The focus on Tinder has distracted you from the reddest of flags - telling you he loves you and sees a future with you at 6 weeks - when he doesn't even know you. You are still on 'best behaviour - both of you.

6 weeks I would see as a good time to agree to be exclusive. But not with someone who is saying they love me! He is either overly attached to an illusion so you could be anybody, he'd literally love anybody), or a player.

Given the Tinder situation, I'd plump for the latter.

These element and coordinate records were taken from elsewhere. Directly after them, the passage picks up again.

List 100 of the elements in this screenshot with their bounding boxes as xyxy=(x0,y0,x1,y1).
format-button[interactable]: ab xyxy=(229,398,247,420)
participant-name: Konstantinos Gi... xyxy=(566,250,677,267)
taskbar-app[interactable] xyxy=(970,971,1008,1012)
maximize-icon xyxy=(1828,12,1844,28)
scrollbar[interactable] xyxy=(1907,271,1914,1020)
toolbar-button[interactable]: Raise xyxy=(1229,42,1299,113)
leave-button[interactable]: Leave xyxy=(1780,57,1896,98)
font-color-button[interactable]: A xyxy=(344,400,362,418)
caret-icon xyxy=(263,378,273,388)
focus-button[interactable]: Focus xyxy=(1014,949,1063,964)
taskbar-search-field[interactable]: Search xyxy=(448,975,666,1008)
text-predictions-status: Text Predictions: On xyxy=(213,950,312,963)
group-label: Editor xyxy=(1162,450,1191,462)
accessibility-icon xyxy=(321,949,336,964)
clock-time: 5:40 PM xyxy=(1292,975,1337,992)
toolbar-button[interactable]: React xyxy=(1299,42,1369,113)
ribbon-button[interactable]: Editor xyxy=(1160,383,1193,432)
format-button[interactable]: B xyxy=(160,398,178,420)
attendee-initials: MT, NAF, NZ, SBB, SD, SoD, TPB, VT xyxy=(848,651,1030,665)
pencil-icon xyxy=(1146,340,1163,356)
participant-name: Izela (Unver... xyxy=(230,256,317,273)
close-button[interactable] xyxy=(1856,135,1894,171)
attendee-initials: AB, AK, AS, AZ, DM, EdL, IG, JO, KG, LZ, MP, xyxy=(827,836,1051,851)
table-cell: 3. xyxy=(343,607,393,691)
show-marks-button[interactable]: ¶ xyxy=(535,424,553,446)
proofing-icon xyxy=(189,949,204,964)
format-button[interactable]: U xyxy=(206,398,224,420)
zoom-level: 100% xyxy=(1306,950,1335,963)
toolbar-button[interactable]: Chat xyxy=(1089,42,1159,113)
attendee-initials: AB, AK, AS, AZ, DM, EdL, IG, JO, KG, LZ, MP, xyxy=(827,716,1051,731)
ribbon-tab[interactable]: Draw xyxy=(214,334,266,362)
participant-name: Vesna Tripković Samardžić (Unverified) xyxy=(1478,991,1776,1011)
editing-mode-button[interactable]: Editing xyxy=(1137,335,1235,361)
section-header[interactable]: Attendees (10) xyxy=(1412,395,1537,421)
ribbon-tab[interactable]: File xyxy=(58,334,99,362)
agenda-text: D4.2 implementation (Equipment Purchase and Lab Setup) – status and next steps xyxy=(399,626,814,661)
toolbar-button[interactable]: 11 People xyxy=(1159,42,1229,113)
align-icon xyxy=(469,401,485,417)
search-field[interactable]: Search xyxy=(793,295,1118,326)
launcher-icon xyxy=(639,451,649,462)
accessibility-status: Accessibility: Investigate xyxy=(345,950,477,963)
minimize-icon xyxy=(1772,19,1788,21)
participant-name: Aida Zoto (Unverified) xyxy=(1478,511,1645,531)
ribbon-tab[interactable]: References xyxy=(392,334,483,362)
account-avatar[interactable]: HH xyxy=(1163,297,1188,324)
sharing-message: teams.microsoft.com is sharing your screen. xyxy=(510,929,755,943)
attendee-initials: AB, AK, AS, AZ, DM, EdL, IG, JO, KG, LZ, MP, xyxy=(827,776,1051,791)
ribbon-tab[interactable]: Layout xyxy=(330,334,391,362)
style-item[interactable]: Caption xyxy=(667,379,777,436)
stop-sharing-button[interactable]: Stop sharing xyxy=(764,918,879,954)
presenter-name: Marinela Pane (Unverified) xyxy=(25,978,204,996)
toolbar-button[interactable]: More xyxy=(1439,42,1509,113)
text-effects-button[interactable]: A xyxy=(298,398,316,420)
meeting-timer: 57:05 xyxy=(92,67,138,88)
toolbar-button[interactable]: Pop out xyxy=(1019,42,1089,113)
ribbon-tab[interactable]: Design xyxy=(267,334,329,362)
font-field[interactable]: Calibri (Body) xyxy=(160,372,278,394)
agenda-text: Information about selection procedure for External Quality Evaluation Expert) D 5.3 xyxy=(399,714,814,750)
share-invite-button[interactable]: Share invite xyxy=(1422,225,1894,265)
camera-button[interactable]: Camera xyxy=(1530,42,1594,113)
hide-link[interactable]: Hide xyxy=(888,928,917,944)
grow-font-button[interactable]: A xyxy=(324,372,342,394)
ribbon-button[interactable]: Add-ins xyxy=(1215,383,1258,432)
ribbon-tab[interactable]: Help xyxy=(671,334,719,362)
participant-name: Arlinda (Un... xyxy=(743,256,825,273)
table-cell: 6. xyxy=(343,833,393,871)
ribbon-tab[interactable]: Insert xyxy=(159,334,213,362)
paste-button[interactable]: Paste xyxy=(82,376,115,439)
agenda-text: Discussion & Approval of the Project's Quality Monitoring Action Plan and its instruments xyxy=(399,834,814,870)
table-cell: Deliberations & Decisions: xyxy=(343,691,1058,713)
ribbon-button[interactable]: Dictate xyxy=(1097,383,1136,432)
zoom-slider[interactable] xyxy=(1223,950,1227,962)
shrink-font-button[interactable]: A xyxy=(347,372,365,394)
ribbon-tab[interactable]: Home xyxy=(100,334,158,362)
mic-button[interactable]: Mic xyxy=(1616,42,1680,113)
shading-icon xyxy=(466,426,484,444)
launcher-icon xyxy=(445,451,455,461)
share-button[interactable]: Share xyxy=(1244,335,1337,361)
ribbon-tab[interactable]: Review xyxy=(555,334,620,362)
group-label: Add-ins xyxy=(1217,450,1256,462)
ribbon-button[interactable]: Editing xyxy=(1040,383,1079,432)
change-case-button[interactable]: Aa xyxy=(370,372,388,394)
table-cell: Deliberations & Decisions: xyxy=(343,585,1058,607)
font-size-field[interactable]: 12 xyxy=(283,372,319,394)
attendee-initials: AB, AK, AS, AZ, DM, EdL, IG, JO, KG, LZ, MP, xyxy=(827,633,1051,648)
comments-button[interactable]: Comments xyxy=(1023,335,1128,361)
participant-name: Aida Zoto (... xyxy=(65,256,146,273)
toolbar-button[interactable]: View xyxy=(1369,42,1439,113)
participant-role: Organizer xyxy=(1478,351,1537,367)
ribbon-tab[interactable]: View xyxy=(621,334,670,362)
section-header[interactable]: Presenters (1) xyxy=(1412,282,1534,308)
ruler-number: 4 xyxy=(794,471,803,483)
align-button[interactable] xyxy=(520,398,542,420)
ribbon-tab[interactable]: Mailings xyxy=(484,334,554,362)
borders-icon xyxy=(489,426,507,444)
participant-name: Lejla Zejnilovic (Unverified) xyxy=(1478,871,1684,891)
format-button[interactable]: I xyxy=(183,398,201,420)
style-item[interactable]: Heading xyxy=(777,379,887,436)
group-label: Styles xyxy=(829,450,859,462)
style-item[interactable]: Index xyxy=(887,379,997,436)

AMAM8916 · 08/09/2019 15:07

Why waste your time? He's clearly still using the app and thinks he can do better than you. Tell him to piss off

Dieu · 08/09/2019 15:44

It sounds to me OP that he's still looking around. Sorry Thanks

Dieu · 08/09/2019 15:46

With someone like this, you will always be left wondering, and never completely secure or angst free.
I would move on.

Miniloso · 08/09/2019 18:00

My ex and I had the same situation, went exclusive then later I found out that he’d been double dating me and sleeping with the other girl. Nasty, as I’d never have slept with him had I known he was shagging someone else too. I gave him the benefit of the doubt and after 1.5 years found out he was a cheating arsehole. You are not batshit!! The only thing I would say is perhaps he was showing your profile to his friend ... hence the location change. It could be innocent, but I would just have another conversation with him for sure - if he’s a good guy and into you he won’t mind in the slightest. Just be casual about it and don’t mention Tinder or location etc just mention being exclusive again as you don’t want to get hurt.